‘Los caballos De Dios’, un imprescindible del cine marroquí

Por Eduardo Nabal

A partir de la inspirada, potente y descorazonadora novela del escritor Mahi Binebine, con cierta fidelidad a los acontecimientos del relato original y a los personajes que presenta, el realizador marroquí Nabi Ayouch realizó una más que enérgica y entonada película sobre un grupo de adolescentes que sobreviven en las afueras de Casablanca, poco antes de los célebres atentados del año 2003. 

Con un montaje agresivo y enérgico, como lo es, en ocasiones, la conducta de sus jóvenes protagonistas, el realizador mezcla una vida familiar algo desgastada con la inmersión progresiva del protagonista masculino Yachine (un soberbio trabajo de Abdelhakim Rachid) en la causa del fundamentalismo islámico, cuando tras una serie de tristes sucesos en la zona en la que juega al fútbol y convive con su cuadrilla, su hermano mayor Hamid sale de prisión imbuido de ideas contra la opresión de Occidente y la trama sionista que amenaza la supervivencia del pueblo árabe. 
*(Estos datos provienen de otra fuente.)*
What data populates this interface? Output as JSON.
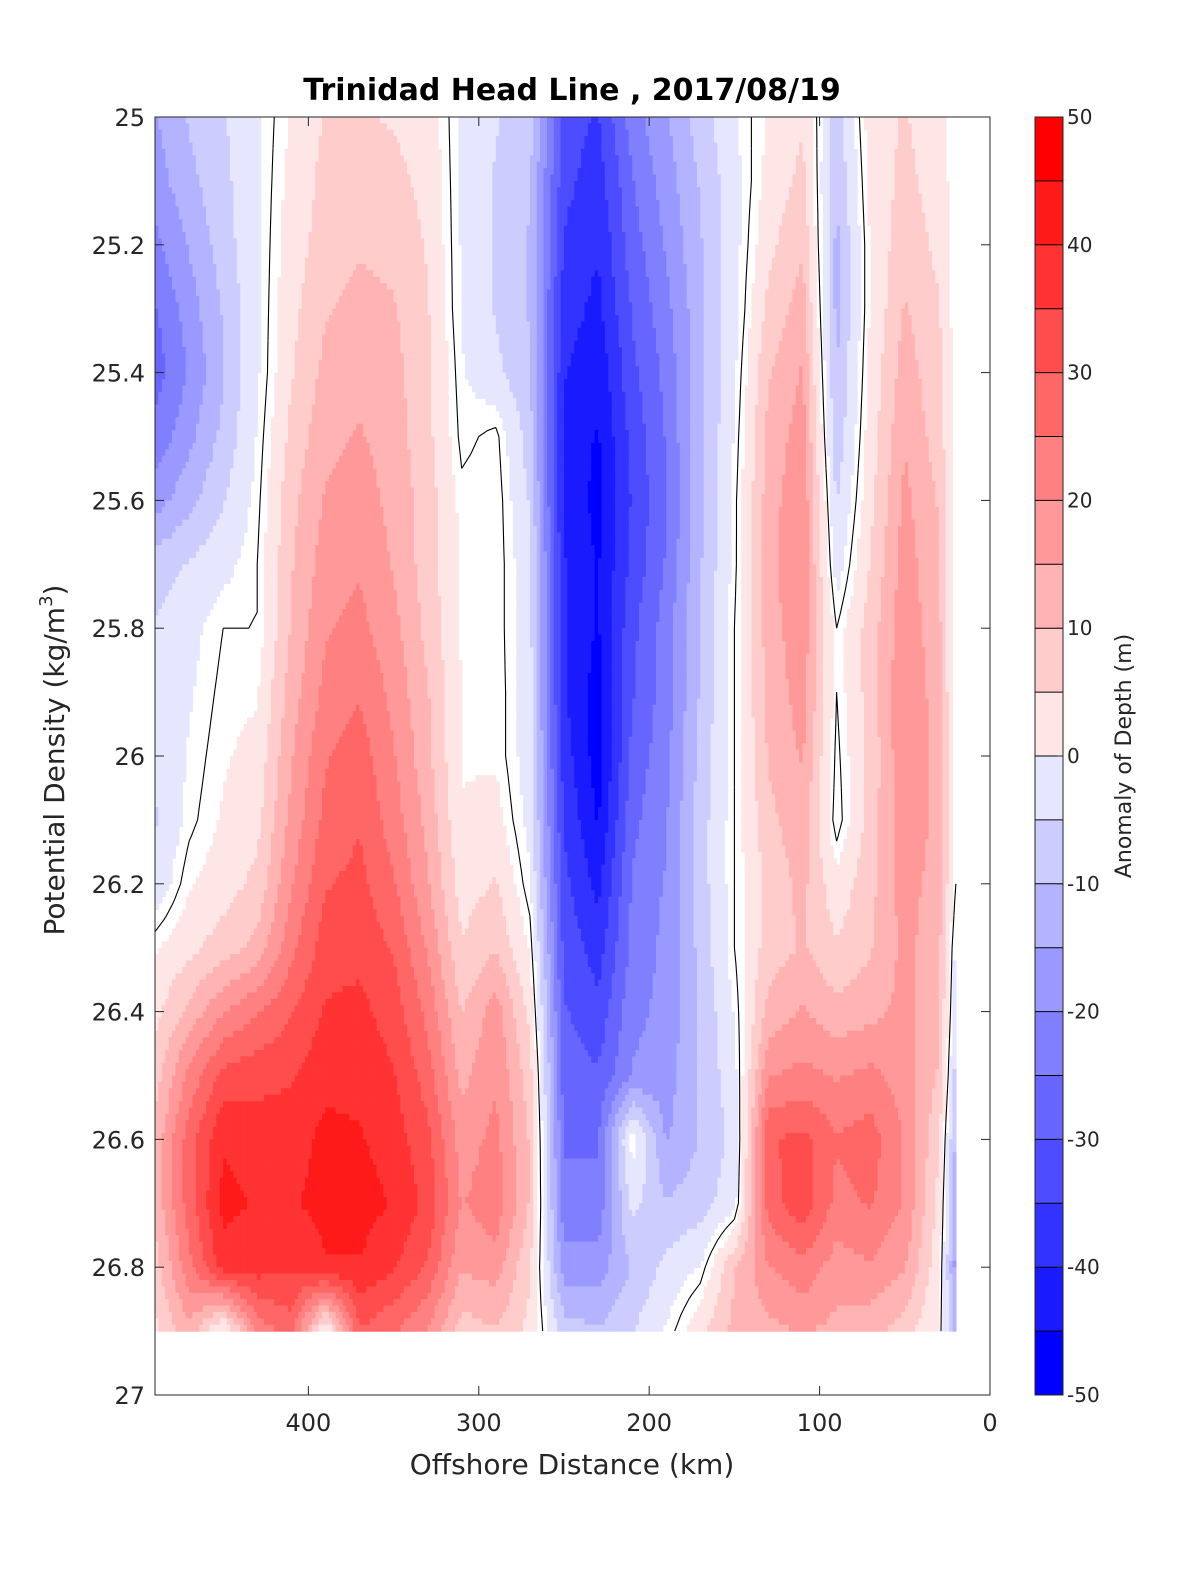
{
  "chart_data": {
    "type": "heatmap",
    "subtype": "filled-contour",
    "title": "Trinidad Head Line , 2017/08/19",
    "xlabel": "Offshore Distance (km)",
    "ylabel_main": "Potential Density (kg/m",
    "ylabel_sup": "3",
    "ylabel_close": ")",
    "xlim": [
      490,
      0
    ],
    "ylim": [
      25,
      27
    ],
    "x_reversed": true,
    "y_reversed": true,
    "x_ticks": [
      400,
      300,
      200,
      100,
      0
    ],
    "x_tick_labels": [
      "400",
      "300",
      "200",
      "100",
      "0"
    ],
    "y_ticks": [
      25,
      25.2,
      25.4,
      25.6,
      25.8,
      26,
      26.2,
      26.4,
      26.6,
      26.8,
      27
    ],
    "y_tick_labels": [
      "25",
      "25.2",
      "25.4",
      "25.6",
      "25.8",
      "26",
      "26.2",
      "26.4",
      "26.6",
      "26.8",
      "27"
    ],
    "grid": false,
    "contour_line_level": 0,
    "colorbar": {
      "label": "Anomaly of Depth (m)",
      "range": [
        -50,
        50
      ],
      "step": 5,
      "tick_values": [
        50,
        40,
        30,
        20,
        10,
        0,
        -10,
        -20,
        -30,
        -40,
        -50
      ],
      "tick_labels": [
        "50",
        "40",
        "30",
        "20",
        "10",
        "0",
        "-10",
        "-20",
        "-30",
        "-40",
        "-50"
      ],
      "colors": {
        "-50": "#0000ff",
        "-45": "#1a1aff",
        "-40": "#3333ff",
        "-35": "#4d4dff",
        "-30": "#6666ff",
        "-25": "#8080ff",
        "-20": "#9999ff",
        "-15": "#b3b3ff",
        "-10": "#ccccff",
        "-5": "#e6e6ff",
        "0": "#ffffff",
        "5": "#ffe6e6",
        "10": "#ffcccc",
        "15": "#ffb3b3",
        "20": "#ff9999",
        "25": "#ff8080",
        "30": "#ff6666",
        "35": "#ff4d4d",
        "40": "#ff3333",
        "45": "#ff1a1a",
        "50": "#ff0000"
      }
    },
    "data_extent": {
      "x_range": [
        490,
        20
      ],
      "y_range": [
        25,
        26.9
      ]
    },
    "anomaly_grid": {
      "x": [
        490,
        470,
        450,
        430,
        410,
        390,
        370,
        350,
        330,
        310,
        290,
        270,
        250,
        230,
        210,
        190,
        170,
        150,
        130,
        110,
        90,
        70,
        50,
        30,
        20
      ],
      "y": [
        25.0,
        25.1,
        25.2,
        25.3,
        25.4,
        25.5,
        25.6,
        25.7,
        25.8,
        25.9,
        26.0,
        26.1,
        26.2,
        26.3,
        26.4,
        26.5,
        26.6,
        26.7,
        26.8,
        26.9
      ],
      "z": [
        [
          -18,
          -12,
          -8,
          -3,
          3,
          8,
          8,
          7,
          5,
          -3,
          -7,
          -10,
          -35,
          -38,
          -25,
          -18,
          -10,
          -3,
          3,
          7,
          -10,
          5,
          8,
          4,
          0
        ],
        [
          -20,
          -14,
          -9,
          -3,
          4,
          9,
          10,
          9,
          6,
          -3,
          -8,
          -12,
          -36,
          -40,
          -28,
          -20,
          -12,
          -4,
          4,
          9,
          -12,
          4,
          9,
          5,
          0
        ],
        [
          -24,
          -17,
          -10,
          -3,
          5,
          10,
          12,
          11,
          7,
          -3,
          -8,
          -13,
          -38,
          -42,
          -30,
          -22,
          -13,
          -4,
          6,
          12,
          -14,
          3,
          11,
          6,
          0
        ],
        [
          -28,
          -20,
          -12,
          -3,
          6,
          12,
          14,
          13,
          8,
          -3,
          -8,
          -13,
          -40,
          -44,
          -32,
          -24,
          -14,
          -4,
          9,
          15,
          -14,
          3,
          13,
          8,
          0
        ],
        [
          -30,
          -22,
          -13,
          -3,
          7,
          14,
          16,
          14,
          9,
          -2,
          -6,
          -12,
          -42,
          -46,
          -34,
          -26,
          -14,
          -3,
          12,
          18,
          -13,
          4,
          15,
          9,
          0
        ],
        [
          -26,
          -19,
          -11,
          -2,
          9,
          16,
          18,
          15,
          9,
          -1,
          1,
          -10,
          -44,
          -48,
          -36,
          -27,
          -14,
          -2,
          14,
          20,
          -11,
          5,
          17,
          10,
          1
        ],
        [
          -20,
          -14,
          -8,
          -1,
          11,
          18,
          20,
          16,
          10,
          1,
          2,
          -8,
          -44,
          -49,
          -37,
          -28,
          -14,
          -1,
          15,
          22,
          -8,
          6,
          19,
          12,
          0
        ],
        [
          -10,
          -7,
          -4,
          0,
          12,
          20,
          22,
          17,
          10,
          2,
          2,
          -6,
          -42,
          -48,
          -36,
          -27,
          -13,
          -1,
          16,
          22,
          -5,
          8,
          20,
          13,
          0
        ],
        [
          -7,
          -4,
          0,
          0,
          13,
          22,
          24,
          19,
          11,
          2,
          2,
          -6,
          -42,
          -48,
          -34,
          -25,
          -12,
          0,
          15,
          21,
          0,
          10,
          21,
          14,
          0
        ],
        [
          -6,
          -3,
          1,
          2,
          15,
          24,
          27,
          21,
          13,
          2,
          2,
          -5,
          -42,
          -50,
          -33,
          -25,
          -12,
          0,
          14,
          20,
          0,
          10,
          22,
          15,
          0
        ],
        [
          -7,
          -2,
          2,
          4,
          17,
          27,
          30,
          23,
          14,
          2,
          2,
          -5,
          -40,
          -50,
          -31,
          -24,
          -11,
          0,
          13,
          18,
          -1,
          9,
          22,
          16,
          0
        ],
        [
          -8,
          -1,
          3,
          6,
          19,
          29,
          32,
          25,
          16,
          3,
          4,
          -4,
          -38,
          -48,
          -29,
          -23,
          -10,
          0,
          11,
          16,
          -2,
          10,
          21,
          16,
          0
        ],
        [
          -6,
          2,
          5,
          9,
          22,
          32,
          34,
          28,
          18,
          5,
          8,
          -2,
          -36,
          -44,
          -27,
          -22,
          -10,
          0,
          9,
          14,
          4,
          11,
          20,
          15,
          0
        ],
        [
          2,
          6,
          10,
          14,
          26,
          35,
          36,
          32,
          22,
          8,
          12,
          2,
          -34,
          -40,
          -26,
          -21,
          -11,
          0,
          10,
          13,
          8,
          12,
          19,
          14,
          -4
        ],
        [
          6,
          14,
          22,
          27,
          32,
          38,
          39,
          35,
          26,
          12,
          20,
          6,
          -32,
          -36,
          -24,
          -21,
          -12,
          -2,
          14,
          18,
          14,
          16,
          19,
          13,
          -6
        ],
        [
          10,
          24,
          34,
          36,
          37,
          41,
          41,
          38,
          30,
          16,
          22,
          10,
          -30,
          -32,
          -22,
          -20,
          -12,
          -4,
          22,
          24,
          22,
          24,
          20,
          12,
          -10
        ],
        [
          14,
          30,
          42,
          40,
          40,
          44,
          43,
          40,
          34,
          20,
          24,
          12,
          -28,
          -28,
          0,
          -18,
          -12,
          -6,
          32,
          34,
          28,
          30,
          22,
          8,
          -14
        ],
        [
          14,
          30,
          44,
          42,
          42,
          44,
          45,
          42,
          36,
          22,
          26,
          12,
          -26,
          -26,
          -6,
          -12,
          -10,
          -4,
          30,
          36,
          26,
          28,
          22,
          6,
          -18
        ],
        [
          10,
          26,
          40,
          40,
          38,
          42,
          42,
          38,
          32,
          18,
          20,
          8,
          -20,
          -20,
          -12,
          -6,
          -2,
          12,
          22,
          26,
          20,
          22,
          18,
          4,
          -20
        ],
        [
          6,
          16,
          0,
          24,
          30,
          0,
          32,
          28,
          22,
          10,
          12,
          6,
          -10,
          -12,
          -8,
          -2,
          6,
          14,
          16,
          18,
          16,
          14,
          10,
          2,
          -14
        ]
      ]
    }
  }
}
El realizador, que también ha demostrado su empuje narrativo y compromiso social en filmes como Razzia, mezcla los sensuales primeros planos de los actores -con algunas secuencias de un descarnado o contenido homoerotismo, incluyendo amistades íntimas, arrebatos de homofobia y amor sublimado- con amplias panorámicas de la ciudad, mostrando en un festín visual -donde se unen la belleza y la sordidez- los mercados, los refugios, los basureros, las casas derruidas y los hoteles de lujo que parecen convivir en una zona en que su identidad queda señalada por esos prolongados primeros planos que subrayan sus dudas interiores. 

Aunque el propio hermano que lo ha embarcado en esa empresa de terrorismo suicida tiene sus dudas cuando ve que los grandes predicadores son gente mayor y al margen de los sucesos,y los mártires son muchachos jóvenes que van a dejar huecos irreparables en sus familias, el protagonista parece haber encontrado un sentido a su vida y a sus dudas identitarias en ese catártico sacrificio en nombre de Dios y la libertad de un pueblo sometido por las grandes potencias. 

Ayouch juega con un montaje alternado de gran precisión, con una enorme sensibilidad a la hora de dirigir a sus actores y con una inquietante ambigüedad en lo que realmente está sucediendo dentro de sus mentes, lo que lo separa algo de ese monólogo crispado, mordaz y caleidoscópico de la novela en que se basa. Con todo, estamos ante uno de los filmes marroquíes más solventes y de factura más impecable de los últimos años, con su discurrir irrefrenable, las tonalidades oscuras que van tiñendo la inicial luz del sol de las calles donde juegan y se pelean esas pandillas de muchachos. El realizador y su guionista saben resolver de forma, a la vez cruda y estilizada, los momentos más difíciles de su relato, como cuando esos jóvenes entran armados en un hotel al son de un zapateado flamenco que se superpone a sus rostros sudorosos. 

El día y la noche, los reencuentros furtivos y la fobia visceral hacía los desmanes policiales, el sentimiento de pertenencia a un grupo, las imágenes de la historia y el afecto casi enfermizo entre algunos de los jóvenes son algunas de las bazas de esta tragedia colorista, enervada y testimonial, que deja muchos interrogantes entre los escombros de una absurda explosión. La estupenda gama cromática de Hichame Alaouie, pasando de la claridad a los tonos solemnes y opacos, y la hipnótica banda sonora, con tonos -al mismo tiempo localistas e inquietantes- de Malvina Meinier acaban por otorgar cartas de nobleza a una inmersión inolvidable en los meandros de un mundo a punto de estallar. Una gran novela breve convertida en un enérgico clásico moderno del cine marroquí, sin tapujos al hablar de la vivencia, entre furtiva y ofuscada, de la homosexualidad allí donde está prohibida por las leyes.